By this time, Sourith's RLAF was flying fewer missions than at any time since Thao Ma's departure. The RLAF was broken into composite squadrons to be stationed at the kingdom's main airfields—Vientiane, Pakxe, Savannakhet, and Luang Prabang. Each squadron was placed at the disposal of its local Military Region commander. Sourith was left with little say over his command. He could not prevent misuse of the transports for profit. Indeed, on 21 March 1968, Sourith was involved in a smuggled C-47 shipment of opium and gold that was impounded in Saigon by Vietnamese customs officials.

During Operation Pigfat in late 1968, Sourith's RLAF gained its first Hmong pilots.
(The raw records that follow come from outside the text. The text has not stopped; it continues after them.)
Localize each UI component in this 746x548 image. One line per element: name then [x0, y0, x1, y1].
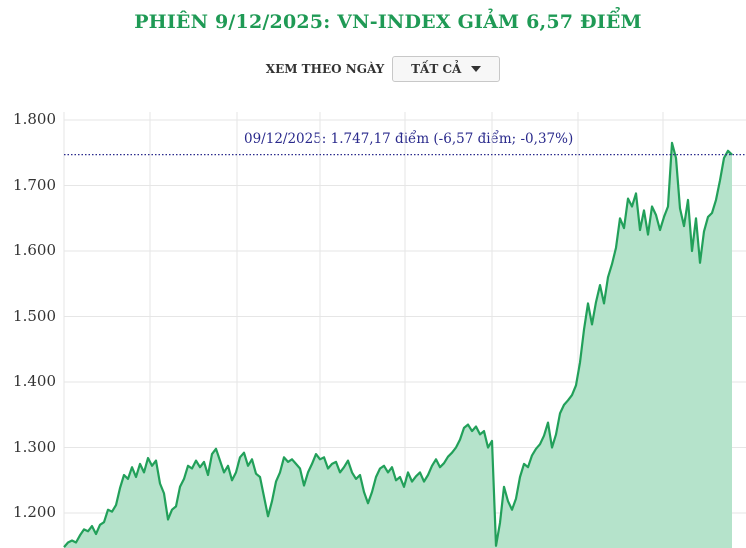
y-tick-label: 1.300	[13, 437, 56, 456]
caret-down-icon	[471, 66, 482, 72]
reference-annotation: 09/12/2025: 1.747,17 điểm (-6,57 điểm; -…	[244, 131, 574, 147]
date-filter: XEM THEO NGÀY TẤT CẢ	[0, 56, 746, 82]
y-tick-label: 1.400	[13, 372, 56, 390]
y-tick-label: 1.800	[13, 110, 56, 128]
vnindex-area-chart	[63, 112, 746, 548]
date-range-select[interactable]: TẤT CẢ	[392, 56, 501, 82]
y-tick-label: 1.200	[13, 503, 56, 521]
y-tick-label: 1.500	[13, 306, 56, 325]
series-line	[63, 141, 733, 548]
y-tick-label: 1.600	[13, 241, 56, 259]
area-fill	[64, 142, 732, 548]
select-value: TẤT CẢ	[411, 62, 462, 76]
chart-title: PHIÊN 9/12/2025: VN-INDEX GIẢM 6,57 ĐIỂM	[134, 11, 642, 33]
filter-label: XEM THEO NGÀY	[265, 62, 385, 76]
y-tick-label: 1.700	[13, 175, 56, 194]
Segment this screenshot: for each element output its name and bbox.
The controversial addition of these flying hill tribesmen first took place at Vientiane. It was proposed to make them a separate squadron based in Military Region 2, closer to the fighting. Regardless of their stationing, the Hmong obeyed Vang Pao. Sourith was opposed to the idea of Hmong fighter pilots, but eventually capitulated to the proposal as a way of preventing ethnic tensions among his fliers.

Like other officers in the Lao high command, Sourith heard rumors that Thao Ma was going to return to Laos to overthrow the government. When Thao Ma actually returned to Laos on 20 August 1973, Sourith hid in his home, prepared if need be to change his allegiance to support the coup. He was found huddled under a table, and refused to emerge to deal with the coup because of the danger involved. After the coup was suppressed without his help via Thao Ma's execution, Sourith was relieved of command of the RLAF and transferred to the post of chief of logistics for the Royal Lao Armed Forces.

Major General Sourith was still serving in that capacity at the time the communists took power in Laos. In August 1975, Sourith Don Sasorith was imprisoned in a communist re-education camp in Xam Neua. He perished in the camp.